С ним трудно было не согласиться. Главный геолог только неопределенно хмыкнул. Потом послышалось, как он чиркает спичкой о коробок. Вакулов понял – тянет время, потому и закурил. Спорить-то почти не о чем. Тут Казаковский прав на все сто процентов.

Раздался телефонный звонок. Вадим Николаевич снял трубку:

– Слушаю. Да, да, здесь, – передал ее Казаковскому. – Вас, Евгений Александрович, разыскивают, из конторы.

– Казаковский у телефона. Что? Пакет? Откуда?.. Хорошо, сейчас приду, – и, положив трубку, сказал Анихимову: – Пакет из управления пришел, – и добавил с надеждой в голосе: – Может быть, с утвержденным проектом?

– Нет, что-нибудь другое. Даже обычные проекты, – Евгений Александрович, рассматриваются по полгода, a наш особый, так сказать, не типичный… Не стоит надеяться, – ответил главный геолог. – Вы же знаете управленческую бюрократию.

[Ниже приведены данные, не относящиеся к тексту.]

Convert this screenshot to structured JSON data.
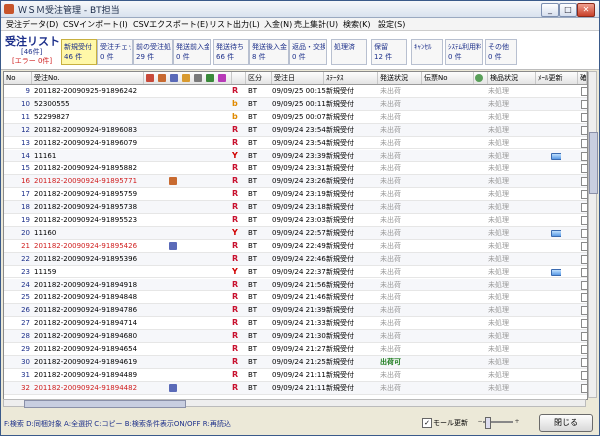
{
  "window": {
    "title": "ＷＳＭ受注管理 - BT担当",
    "min_label": "_",
    "max_label": "□",
    "close_label": "✕"
  },
  "menu": [
    "受注データ(D)",
    "CSVインポート(I)",
    "CSVエクスポート(E)",
    "リスト出力(L)",
    "入金(N)",
    "売上集計(U)",
    "検索(K)",
    "設定(S)"
  ],
  "header": {
    "title": "受注リスト",
    "count": "[46件]",
    "error": "[エラー 0件]"
  },
  "status_tabs": [
    {
      "label": "新規受付",
      "count": "46 件",
      "active": true
    },
    {
      "label": "受注チェック",
      "count": "0 件",
      "active": false
    },
    {
      "label": "前の受注処理",
      "count": "29 件",
      "active": false
    },
    {
      "label": "発送前入金待",
      "count": "0 件",
      "active": false
    },
    {
      "label": "発送待ち",
      "count": "66 件",
      "active": false
    },
    {
      "label": "発送後入金待",
      "count": "8 件",
      "active": false
    },
    {
      "label": "返品・交換",
      "count": "0 件",
      "active": false
    },
    {
      "label": "処理済",
      "count": "",
      "active": false
    },
    {
      "label": "保留",
      "count": "12 件",
      "active": false
    },
    {
      "label": "ｷｬﾝｾﾙ",
      "count": "",
      "active": false
    },
    {
      "label": "ｼｽﾃﾑ利用料金",
      "count": "0 件",
      "active": false
    },
    {
      "label": "その他",
      "count": "0 件",
      "active": false
    }
  ],
  "columns": {
    "no": "No",
    "order_no": "受注No.",
    "channel": "区分",
    "order_date": "受注日",
    "status": "ｽﾃｰﾀｽ",
    "ship_status": "発送状況",
    "slip_no": "伝票No",
    "inspection": "検品状況",
    "mail_update": "ﾒｰﾙ更新",
    "confirm": "確認"
  },
  "rows": [
    {
      "no": "9",
      "order": "201182-20090925-91896242",
      "ch": "R",
      "ch_color": "#c8102e",
      "kubun": "BT",
      "date": "09/09/25 00:15",
      "status": "新規受付",
      "ship": "未出荷",
      "insp": "未処理",
      "red": false,
      "icon": "",
      "mail": false
    },
    {
      "no": "10",
      "order": "52300555",
      "ch": "b",
      "ch_color": "#e08a00",
      "kubun": "BT",
      "date": "09/09/25 00:11",
      "status": "新規受付",
      "ship": "未出荷",
      "insp": "未処理",
      "red": false,
      "icon": "",
      "mail": false
    },
    {
      "no": "11",
      "order": "52299827",
      "ch": "b",
      "ch_color": "#e08a00",
      "kubun": "BT",
      "date": "09/09/25 00:07",
      "status": "新規受付",
      "ship": "未出荷",
      "insp": "未処理",
      "red": false,
      "icon": "",
      "mail": false
    },
    {
      "no": "12",
      "order": "201182-20090924-91896083",
      "ch": "R",
      "ch_color": "#c8102e",
      "kubun": "BT",
      "date": "09/09/24 23:54",
      "status": "新規受付",
      "ship": "未出荷",
      "insp": "未処理",
      "red": false,
      "icon": "",
      "mail": false
    },
    {
      "no": "13",
      "order": "201182-20090924-91896079",
      "ch": "R",
      "ch_color": "#c8102e",
      "kubun": "BT",
      "date": "09/09/24 23:54",
      "status": "新規受付",
      "ship": "未出荷",
      "insp": "未処理",
      "red": false,
      "icon": "",
      "mail": false
    },
    {
      "no": "14",
      "order": "11161",
      "ch": "Y",
      "ch_color": "#d00000",
      "kubun": "BT",
      "date": "09/09/24 23:39",
      "status": "新規受付",
      "ship": "未出荷",
      "insp": "未処理",
      "red": false,
      "icon": "",
      "mail": true
    },
    {
      "no": "15",
      "order": "201182-20090924-91895882",
      "ch": "R",
      "ch_color": "#c8102e",
      "kubun": "BT",
      "date": "09/09/24 23:31",
      "status": "新規受付",
      "ship": "未出荷",
      "insp": "未処理",
      "red": false,
      "icon": "",
      "mail": false
    },
    {
      "no": "16",
      "order": "201182-20090924-91895771",
      "ch": "R",
      "ch_color": "#c8102e",
      "kubun": "BT",
      "date": "09/09/24 23:26",
      "status": "新規受付",
      "ship": "未出荷",
      "insp": "未処理",
      "red": true,
      "icon": "cal",
      "mail": false
    },
    {
      "no": "17",
      "order": "201182-20090924-91895759",
      "ch": "R",
      "ch_color": "#c8102e",
      "kubun": "BT",
      "date": "09/09/24 23:19",
      "status": "新規受付",
      "ship": "未出荷",
      "insp": "未処理",
      "red": false,
      "icon": "",
      "mail": false
    },
    {
      "no": "18",
      "order": "201182-20090924-91895738",
      "ch": "R",
      "ch_color": "#c8102e",
      "kubun": "BT",
      "date": "09/09/24 23:18",
      "status": "新規受付",
      "ship": "未出荷",
      "insp": "未処理",
      "red": false,
      "icon": "",
      "mail": false
    },
    {
      "no": "19",
      "order": "201182-20090924-91895523",
      "ch": "R",
      "ch_color": "#c8102e",
      "kubun": "BT",
      "date": "09/09/24 23:03",
      "status": "新規受付",
      "ship": "未出荷",
      "insp": "未処理",
      "red": false,
      "icon": "",
      "mail": false
    },
    {
      "no": "20",
      "order": "11160",
      "ch": "Y",
      "ch_color": "#d00000",
      "kubun": "BT",
      "date": "09/09/24 22:57",
      "status": "新規受付",
      "ship": "未出荷",
      "insp": "未処理",
      "red": false,
      "icon": "",
      "mail": true
    },
    {
      "no": "21",
      "order": "201182-20090924-91895426",
      "ch": "R",
      "ch_color": "#c8102e",
      "kubun": "BT",
      "date": "09/09/24 22:49",
      "status": "新規受付",
      "ship": "未出荷",
      "insp": "未処理",
      "red": true,
      "icon": "user",
      "mail": false
    },
    {
      "no": "22",
      "order": "201182-20090924-91895396",
      "ch": "R",
      "ch_color": "#c8102e",
      "kubun": "BT",
      "date": "09/09/24 22:46",
      "status": "新規受付",
      "ship": "未出荷",
      "insp": "未処理",
      "red": false,
      "icon": "",
      "mail": false
    },
    {
      "no": "23",
      "order": "11159",
      "ch": "Y",
      "ch_color": "#d00000",
      "kubun": "BT",
      "date": "09/09/24 22:37",
      "status": "新規受付",
      "ship": "未出荷",
      "insp": "未処理",
      "red": false,
      "icon": "",
      "mail": true
    },
    {
      "no": "24",
      "order": "201182-20090924-91894918",
      "ch": "R",
      "ch_color": "#c8102e",
      "kubun": "BT",
      "date": "09/09/24 21:56",
      "status": "新規受付",
      "ship": "未出荷",
      "insp": "未処理",
      "red": false,
      "icon": "",
      "mail": false
    },
    {
      "no": "25",
      "order": "201182-20090924-91894848",
      "ch": "R",
      "ch_color": "#c8102e",
      "kubun": "BT",
      "date": "09/09/24 21:46",
      "status": "新規受付",
      "ship": "未出荷",
      "insp": "未処理",
      "red": false,
      "icon": "",
      "mail": false
    },
    {
      "no": "26",
      "order": "201182-20090924-91894786",
      "ch": "R",
      "ch_color": "#c8102e",
      "kubun": "BT",
      "date": "09/09/24 21:39",
      "status": "新規受付",
      "ship": "未出荷",
      "insp": "未処理",
      "red": false,
      "icon": "",
      "mail": false
    },
    {
      "no": "27",
      "order": "201182-20090924-91894714",
      "ch": "R",
      "ch_color": "#c8102e",
      "kubun": "BT",
      "date": "09/09/24 21:33",
      "status": "新規受付",
      "ship": "未出荷",
      "insp": "未処理",
      "red": false,
      "icon": "",
      "mail": false
    },
    {
      "no": "28",
      "order": "201182-20090924-91894680",
      "ch": "R",
      "ch_color": "#c8102e",
      "kubun": "BT",
      "date": "09/09/24 21:30",
      "status": "新規受付",
      "ship": "未出荷",
      "insp": "未処理",
      "red": false,
      "icon": "",
      "mail": false
    },
    {
      "no": "29",
      "order": "201182-20090924-91894654",
      "ch": "R",
      "ch_color": "#c8102e",
      "kubun": "BT",
      "date": "09/09/24 21:27",
      "status": "新規受付",
      "ship": "未出荷",
      "insp": "未処理",
      "red": false,
      "icon": "",
      "mail": false
    },
    {
      "no": "30",
      "order": "201182-20090924-91894619",
      "ch": "R",
      "ch_color": "#c8102e",
      "kubun": "BT",
      "date": "09/09/24 21:25",
      "status": "新規受付",
      "ship": "出荷可",
      "insp": "未処理",
      "red": false,
      "icon": "gear",
      "mail": false
    },
    {
      "no": "31",
      "order": "201182-20090924-91894489",
      "ch": "R",
      "ch_color": "#c8102e",
      "kubun": "BT",
      "date": "09/09/24 21:11",
      "status": "新規受付",
      "ship": "未出荷",
      "insp": "未処理",
      "red": false,
      "icon": "",
      "mail": false
    },
    {
      "no": "32",
      "order": "201182-20090924-91894482",
      "ch": "R",
      "ch_color": "#c8102e",
      "kubun": "BT",
      "date": "09/09/24 21:11",
      "status": "新規受付",
      "ship": "未出荷",
      "insp": "未処理",
      "red": true,
      "icon": "user",
      "mail": false
    }
  ],
  "footer": {
    "hint": "F:検索 D:同梱対象 A:全選択 C:コピー B:検索条件表示ON/OFF R:再読込",
    "mail_update_label": "モール更新",
    "mail_update_checked": "✓",
    "slider_minus": "−",
    "slider_plus": "+",
    "close_label": "閉じる"
  }
}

Скорее всего, пришло плановое задание, вернее, увеличение плановых заданий по штольням и буровым, гори они синим огнем! – не дожидаясь вашего обоснования… К концу года им подводить итоги нужно, а в других экспедициях, видать, дела не так успешно движутся, как у нас, вот и решило наше глубокоуважаемое начальство нам подбросить это самое увеличение, поскольку показатели за первое полугодие у нас очень приличные, мы в числе самых передовых коллективов. Ну а кто больше везет, на того больше и нагружают!

– Может быть, вы и правы. А мне хотелось верить в лучшее. Ну да ладно, шут с ним, с пакетом. Приду – разберусь. Вот договорить мы с вами до конца не договорили, как мне хотелось… Что-то не получилось у нас.

– Отчего же, Евгений Александрович! Мы основательно поговорили, выявили точки соприкасания и места расхождения. Обменялись, как говорят дипломаты, верительными грамотами. Я вас вполне понимаю, сам был молодым, мечтал, дерзал, но прожитые годы жизни пообтесали, сгладили углы, многому научили, пообщипали крылья. Но они еще остались! И романтика окончательно не повыветрилась, живу и дышу ею, – он снова чиркнул спичкой, закурил и, выпустив дым, продолжил. – Проект ваш, скажу по совести, хорош! Даже слишком хорош! Где-нибудь в центральной России, где иные возможности, где техники навалом любой, его за образец бы приняли, как новаторский и ультрасовременный. Но здесь, у черта на куличках, в таежной глухомани, где ни дорог, ни оборудования, ни людей… Я ничего не предрекаю, поймите меня правильно, но хочу, чтобы и вы реально смотрели на нашу дальневосточную действительность. Подпись свою я под проектом поставил, это говорит о моем отношении. Вторую часть я полностью принимаю, а что касается первой части проекта, конкретно по Солнечному, где упор на ваш конек, на технику, то остаюсь при своем мнении и, как принято говорить, оставляю за собой право на этот счет свое мнение высказать в устном и письменном виде.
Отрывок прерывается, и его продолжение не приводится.